Untitled Doodle (4.3.85)
Unable to find words angry enough
yet still needing to write,
he resorted to scribbling wildly,
and ended doodling:
boxes within boxes.
4 March 1985
I don’t doodle. One reason I don’t doodle is that I use a computer of one sort or another to write all but the briefest of notes. There’s always one to hand. And I expect that’s the case for many people. Which makes me wonder if doodling is becoming a lost art and, if so, is it such a huge loss? Beckett was a doodler. I was surprised when I saw some of his manuscripts to see his wee drawings. But there they were and you can see some here. And he wasn’t the only one. There’s a nice we article here with examples by the likes of Allen Ginsberg, Franz Kafka, Henry Miller and Vladimir Nabokov. National Doodle Day is on February 6th. There’s a site with examples of other famous doodlers and an article discussing the meaning of doodling.
Why doodle? Well, we all know when we doodle and there’s the key. Doodling apparently absorbs your bored energy—not quite sure if that’s the scientific term for it—without affecting your levels of concentration. It seems free-form scribbling can actually help you concentrate and retain information because it’s mindless enough not to cause “cognitive overload”, but just stimulating enough to prevent us from spacing out.

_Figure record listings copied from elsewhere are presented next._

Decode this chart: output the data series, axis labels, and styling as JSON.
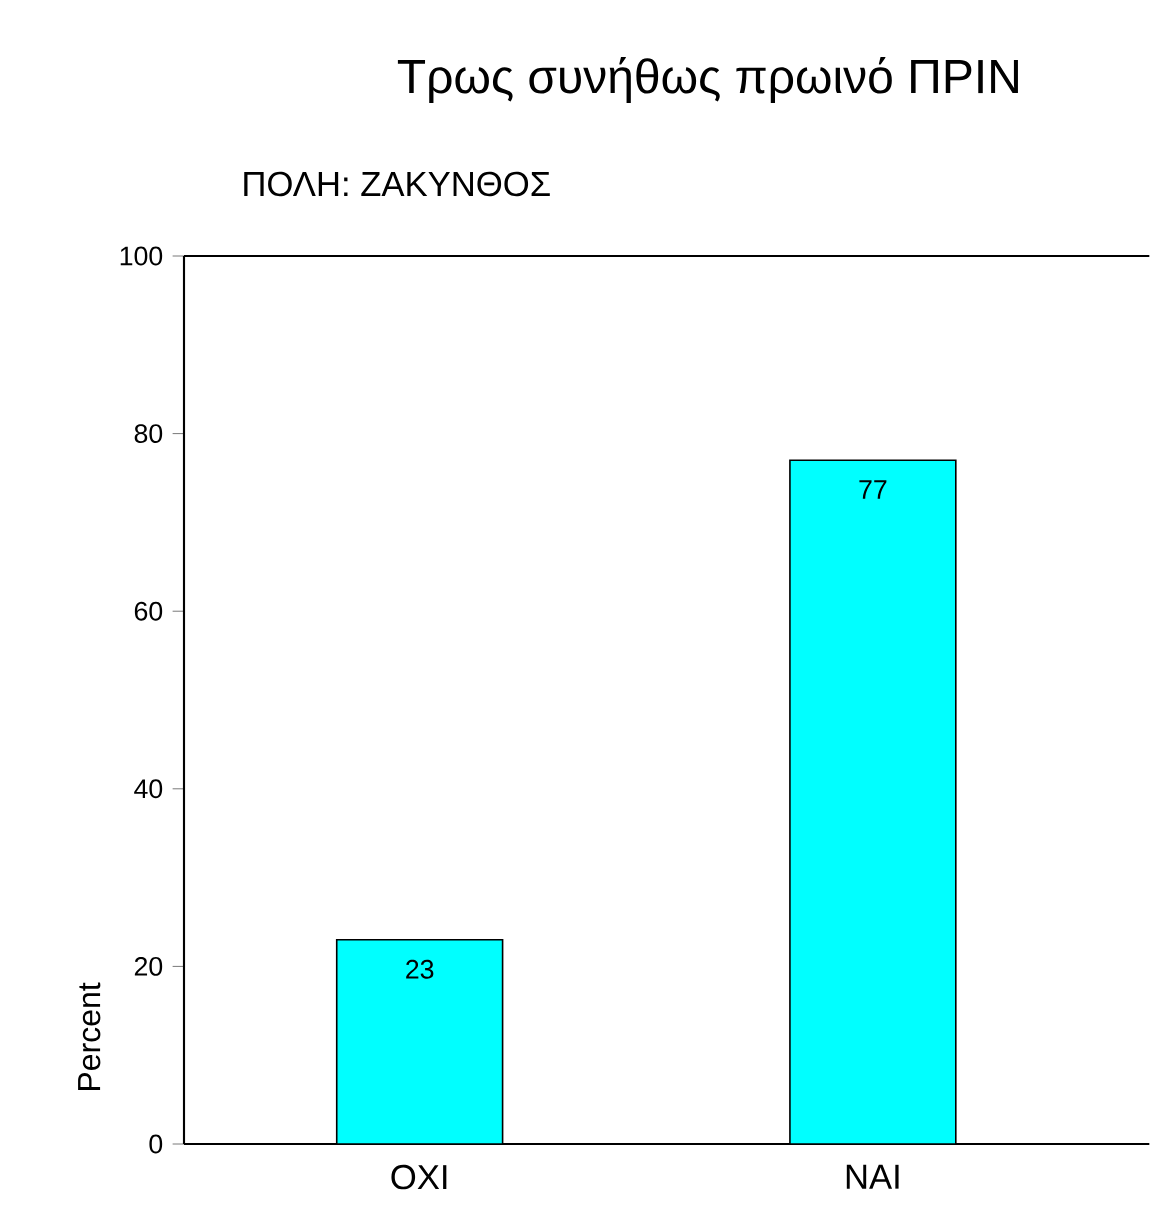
{
  "chart_data": {
    "type": "bar",
    "title": "Τρως συνήθως πρωινό ΠΡΙΝ",
    "subtitle": "ΠΟΛΗ: ΖΑΚΥΝΘΟΣ",
    "ylabel": "Percent",
    "categories": [
      "ΟΧΙ",
      "ΝΑΙ"
    ],
    "values": [
      23,
      77
    ],
    "color": "#00ffff",
    "ylim": [
      0,
      100
    ],
    "yticks": [
      0,
      20,
      40,
      60,
      80,
      100
    ],
    "data_labels": true,
    "grid": false
  }
}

I’m trying to think when the last time was when I doodled and it has been years. I’ve looked though my old notebooks and there are no doodles and I honestly can’t remember ever doodling on a manuscript while I was working on it. When I was at school I used to work with a wooden board across my lap and I doodled and scribbled on it but never on paper. Here’s the thing: I think they’re untidy and I’m a very tidy person. The thing I love about writing on a computer is that it’s always tidy. No smudges. No creases. No scorings through. No crossings out. And no untidy or illegible writing.
I think there’s another reason why I’ve never doodled and that’s because I’m never bored when I’m writing. If I can’t write I do something else. I don’t sit there staring off into space. I get on with another project and trust my subconscious to get on with the job and let me know when I need to step in and write stuff down. It’s a theory. I don’t really know. Maybe I just don’t think in pictures. I like visual images, paintings, photos and the like but I don’t think I’m really what you’d call a visual person. There are very few descriptions in my books in fact I noticed something as I was editing this current one: the narrator talks about his cleaner’s glasses and starts off intending to describe them but actually never does. Made me smile that and I’ve no intention of changing it.
Not sure why I’ve included the date in the poem’s title. My guess is that it was such a horrible day I expected to remember it forever.